Il y a du vrai dans cette phrase de Marx et on peut dire  que la pensée moderne, même si elle s'est éloignée d'une application systématique et restreignante de la pensée de Marx, a été marquée par sa conception de l'importance de l'économie et de l'histoire. Toutefois, je pense qu'une création, une disparition ou une mutation de civilisation demande du temps. Il faut lier  l'histoire et le développement des civilisations au déroulement du temps. Une civilisation met du temps à se créer , à évoluer , à mourir , à se transformer  ou à transmettre  des héritages. Dans l'histoire et la réflexion sur les civilisations, l'idée d'héritage est fondamentale. Une civilisation est souvent faite de couches ou de dons de valeurs, de traditions qui s'inscrivent dans le temps. Les hommes sont toujours des héritiers.

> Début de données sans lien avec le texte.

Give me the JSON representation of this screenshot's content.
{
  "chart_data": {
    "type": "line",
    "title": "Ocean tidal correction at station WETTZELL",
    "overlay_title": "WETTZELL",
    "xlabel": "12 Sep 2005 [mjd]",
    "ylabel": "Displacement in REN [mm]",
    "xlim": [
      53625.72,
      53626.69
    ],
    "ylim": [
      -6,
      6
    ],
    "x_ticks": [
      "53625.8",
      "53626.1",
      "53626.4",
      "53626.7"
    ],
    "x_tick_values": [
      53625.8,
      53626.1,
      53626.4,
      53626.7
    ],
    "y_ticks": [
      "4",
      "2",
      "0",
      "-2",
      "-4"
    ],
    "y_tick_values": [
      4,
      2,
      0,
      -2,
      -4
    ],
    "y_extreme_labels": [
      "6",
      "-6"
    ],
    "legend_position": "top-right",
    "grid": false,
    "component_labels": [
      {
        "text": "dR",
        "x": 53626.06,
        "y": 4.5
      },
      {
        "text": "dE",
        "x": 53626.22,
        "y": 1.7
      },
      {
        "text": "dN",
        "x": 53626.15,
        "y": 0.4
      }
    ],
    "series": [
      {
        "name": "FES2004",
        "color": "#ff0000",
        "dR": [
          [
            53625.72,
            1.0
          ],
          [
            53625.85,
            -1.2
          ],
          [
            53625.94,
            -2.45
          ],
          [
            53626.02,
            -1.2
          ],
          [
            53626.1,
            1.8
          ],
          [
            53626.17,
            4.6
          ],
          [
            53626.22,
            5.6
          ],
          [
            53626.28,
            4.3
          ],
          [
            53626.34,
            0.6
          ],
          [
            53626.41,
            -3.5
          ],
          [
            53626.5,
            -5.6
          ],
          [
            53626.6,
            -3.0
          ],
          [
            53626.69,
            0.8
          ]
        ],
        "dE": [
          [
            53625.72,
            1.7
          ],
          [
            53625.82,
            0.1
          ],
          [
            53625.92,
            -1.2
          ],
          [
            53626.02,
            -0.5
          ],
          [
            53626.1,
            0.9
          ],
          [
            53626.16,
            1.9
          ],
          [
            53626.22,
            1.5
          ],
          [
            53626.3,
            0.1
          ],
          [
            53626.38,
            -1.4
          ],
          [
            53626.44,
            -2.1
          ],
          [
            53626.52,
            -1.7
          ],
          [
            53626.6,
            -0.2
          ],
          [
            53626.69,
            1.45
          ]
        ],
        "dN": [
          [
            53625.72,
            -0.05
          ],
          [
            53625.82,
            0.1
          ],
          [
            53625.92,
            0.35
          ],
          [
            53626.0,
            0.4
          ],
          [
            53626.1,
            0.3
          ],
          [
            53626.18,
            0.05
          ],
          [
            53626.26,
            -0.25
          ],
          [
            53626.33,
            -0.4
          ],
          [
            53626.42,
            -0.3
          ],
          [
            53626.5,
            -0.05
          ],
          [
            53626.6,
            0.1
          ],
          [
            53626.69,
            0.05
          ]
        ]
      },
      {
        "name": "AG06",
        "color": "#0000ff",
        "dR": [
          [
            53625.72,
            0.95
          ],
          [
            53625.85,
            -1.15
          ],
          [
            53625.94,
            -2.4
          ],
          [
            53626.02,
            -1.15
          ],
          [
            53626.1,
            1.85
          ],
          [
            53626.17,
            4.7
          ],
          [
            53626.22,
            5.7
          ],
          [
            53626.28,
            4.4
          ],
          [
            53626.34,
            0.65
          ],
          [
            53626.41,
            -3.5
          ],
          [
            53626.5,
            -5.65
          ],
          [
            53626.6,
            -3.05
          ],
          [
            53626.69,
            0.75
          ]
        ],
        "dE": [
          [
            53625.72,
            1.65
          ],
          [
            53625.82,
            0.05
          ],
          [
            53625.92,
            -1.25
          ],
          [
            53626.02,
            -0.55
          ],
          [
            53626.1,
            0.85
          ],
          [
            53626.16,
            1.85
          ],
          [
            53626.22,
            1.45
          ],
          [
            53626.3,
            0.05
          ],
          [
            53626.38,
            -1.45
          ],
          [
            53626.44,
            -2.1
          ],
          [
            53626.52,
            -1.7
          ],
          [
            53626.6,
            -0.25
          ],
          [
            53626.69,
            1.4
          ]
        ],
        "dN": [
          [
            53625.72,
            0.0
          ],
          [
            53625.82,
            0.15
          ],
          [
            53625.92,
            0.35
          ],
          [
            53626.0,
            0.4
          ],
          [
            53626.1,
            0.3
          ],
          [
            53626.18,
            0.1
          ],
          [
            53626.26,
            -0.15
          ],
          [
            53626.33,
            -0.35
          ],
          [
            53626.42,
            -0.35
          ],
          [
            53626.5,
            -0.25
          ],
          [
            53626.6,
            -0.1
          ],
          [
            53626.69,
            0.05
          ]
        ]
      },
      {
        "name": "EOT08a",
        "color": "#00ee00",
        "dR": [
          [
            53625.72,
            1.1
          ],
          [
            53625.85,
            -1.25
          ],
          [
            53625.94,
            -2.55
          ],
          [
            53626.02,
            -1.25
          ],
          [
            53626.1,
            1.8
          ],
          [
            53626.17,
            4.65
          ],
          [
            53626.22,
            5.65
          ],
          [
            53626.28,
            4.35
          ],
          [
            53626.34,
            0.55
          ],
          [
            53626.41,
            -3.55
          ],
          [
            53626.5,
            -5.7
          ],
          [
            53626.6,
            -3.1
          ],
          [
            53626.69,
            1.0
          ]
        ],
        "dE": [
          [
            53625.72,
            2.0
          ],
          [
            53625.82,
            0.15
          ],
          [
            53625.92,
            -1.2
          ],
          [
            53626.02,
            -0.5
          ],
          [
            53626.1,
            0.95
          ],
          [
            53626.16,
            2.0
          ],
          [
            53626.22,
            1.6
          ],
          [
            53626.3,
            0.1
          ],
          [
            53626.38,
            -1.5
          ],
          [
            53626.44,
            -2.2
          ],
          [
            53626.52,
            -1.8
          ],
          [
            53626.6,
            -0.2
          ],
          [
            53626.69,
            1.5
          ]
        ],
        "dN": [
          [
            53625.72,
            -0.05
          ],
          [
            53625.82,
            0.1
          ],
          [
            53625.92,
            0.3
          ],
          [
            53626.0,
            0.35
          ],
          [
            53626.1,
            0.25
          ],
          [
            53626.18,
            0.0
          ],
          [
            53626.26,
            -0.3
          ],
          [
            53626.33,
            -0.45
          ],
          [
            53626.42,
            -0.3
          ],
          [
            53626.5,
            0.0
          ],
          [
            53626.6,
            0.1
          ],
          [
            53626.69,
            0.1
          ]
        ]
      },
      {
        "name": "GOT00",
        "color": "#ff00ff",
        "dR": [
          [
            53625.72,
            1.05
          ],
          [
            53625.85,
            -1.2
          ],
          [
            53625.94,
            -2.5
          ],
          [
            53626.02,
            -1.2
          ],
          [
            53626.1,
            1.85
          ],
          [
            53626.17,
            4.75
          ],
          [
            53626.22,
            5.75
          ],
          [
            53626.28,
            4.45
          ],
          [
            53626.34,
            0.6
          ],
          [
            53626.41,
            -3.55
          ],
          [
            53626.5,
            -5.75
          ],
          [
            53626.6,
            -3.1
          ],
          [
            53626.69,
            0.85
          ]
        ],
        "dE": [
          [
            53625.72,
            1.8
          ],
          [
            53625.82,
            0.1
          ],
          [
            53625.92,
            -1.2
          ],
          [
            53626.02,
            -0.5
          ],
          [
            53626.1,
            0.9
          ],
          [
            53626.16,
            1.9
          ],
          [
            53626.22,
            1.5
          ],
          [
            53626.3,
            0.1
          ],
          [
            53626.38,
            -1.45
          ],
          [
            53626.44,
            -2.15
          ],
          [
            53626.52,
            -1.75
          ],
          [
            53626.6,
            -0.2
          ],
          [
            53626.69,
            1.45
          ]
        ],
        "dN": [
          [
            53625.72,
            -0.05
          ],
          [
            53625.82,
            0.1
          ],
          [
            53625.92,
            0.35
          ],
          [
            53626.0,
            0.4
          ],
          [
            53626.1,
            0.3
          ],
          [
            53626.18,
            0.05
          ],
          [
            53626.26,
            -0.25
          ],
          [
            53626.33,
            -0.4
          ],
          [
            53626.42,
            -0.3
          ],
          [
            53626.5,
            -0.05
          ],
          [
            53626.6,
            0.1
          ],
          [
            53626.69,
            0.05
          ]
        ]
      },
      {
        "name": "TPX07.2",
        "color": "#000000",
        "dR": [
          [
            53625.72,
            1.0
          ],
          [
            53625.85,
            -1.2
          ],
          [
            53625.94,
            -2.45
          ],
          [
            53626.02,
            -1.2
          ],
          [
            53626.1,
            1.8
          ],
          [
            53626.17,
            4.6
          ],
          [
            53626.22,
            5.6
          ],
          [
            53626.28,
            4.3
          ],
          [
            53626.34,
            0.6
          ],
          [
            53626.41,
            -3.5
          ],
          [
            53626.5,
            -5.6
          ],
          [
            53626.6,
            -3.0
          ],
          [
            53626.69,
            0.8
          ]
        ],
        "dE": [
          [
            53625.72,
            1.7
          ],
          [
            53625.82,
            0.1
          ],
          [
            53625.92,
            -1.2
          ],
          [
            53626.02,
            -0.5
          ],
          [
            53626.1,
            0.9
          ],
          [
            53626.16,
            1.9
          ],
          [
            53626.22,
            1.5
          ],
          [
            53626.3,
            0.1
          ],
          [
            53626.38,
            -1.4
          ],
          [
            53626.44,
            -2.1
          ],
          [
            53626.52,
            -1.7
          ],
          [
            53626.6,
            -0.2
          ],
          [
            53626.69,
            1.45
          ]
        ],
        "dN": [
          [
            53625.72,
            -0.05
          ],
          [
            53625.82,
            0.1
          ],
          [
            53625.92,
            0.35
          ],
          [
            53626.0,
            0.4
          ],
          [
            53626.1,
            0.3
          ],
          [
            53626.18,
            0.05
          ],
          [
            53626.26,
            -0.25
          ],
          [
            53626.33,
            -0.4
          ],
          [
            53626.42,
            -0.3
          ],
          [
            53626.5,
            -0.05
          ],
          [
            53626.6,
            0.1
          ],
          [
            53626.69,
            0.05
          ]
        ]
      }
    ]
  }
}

Il y a une notion dont on a largement abusé, c'est celle de « révolution ». Dans l'histoire de l'humanité, elles sont très rares, et hormis les révolutions française et bolchévique, je vois peu de changements aussi globaux et brutaux. Et comme François Furet, je pense que la révolution française a duré tout le XIXe siècle. La mise à feu date bien de la fin du XVIIIe siècle, mais toutes les ondes qui ont détruit le passé et fait naître  une nouvelle société ont mis longtemps à produire  leurs effets. De même, ce n'est pas du jour au lendemain que la révolution bolchévique a modifié l'espace russe et une partie de l'Europe de l'Est et de l'Asie.

Existe-t-il une dynamique des civilisations, comme Fernand Braudel (1902-1985) disait qu'il y avait une dynamique du capitalisme ?

La dynamique des civilisations a plusieurs sources. L'une d'elles est le besoin naturel. Le besoin d'alimentation peut engendrer  une civilisation dans laquelle un aliment ou une forme de cuisine prend une valeur extrêmement importante, comme le riz ou le maïs. Mais la dynamique des civilisations repose également sur la nécessité de communiquer . Parmi les instruments essentiels des civilisations, on trouve les routes terrestres et navales. Pour la civilisation portugaise, la route maritime a été un pilier, par exemple.

Bien entendu, les besoins intellectuels et spirituels ont aussi joué un rôle fondamental. L'école a par exemple été un instrument considérable dans l'histoire des civilisations, en dispersant un savoir  qui a permis et permet le maintien d'une civilisation vivante, et qui transmet également des héritages et prépare les évolutions. Le savoir  didactique est au premier rang des dons civilisateurs de la Grèce antique, depuis l'école du pédagogue de village jusqu'à celle de Socrate et des grands philosophes d'Athènes. Et aujourd'hui, ce que l'on appelle « la recherche » participe de cet enrichissement de la civilisation, d'une civilisation technologique et scientifique.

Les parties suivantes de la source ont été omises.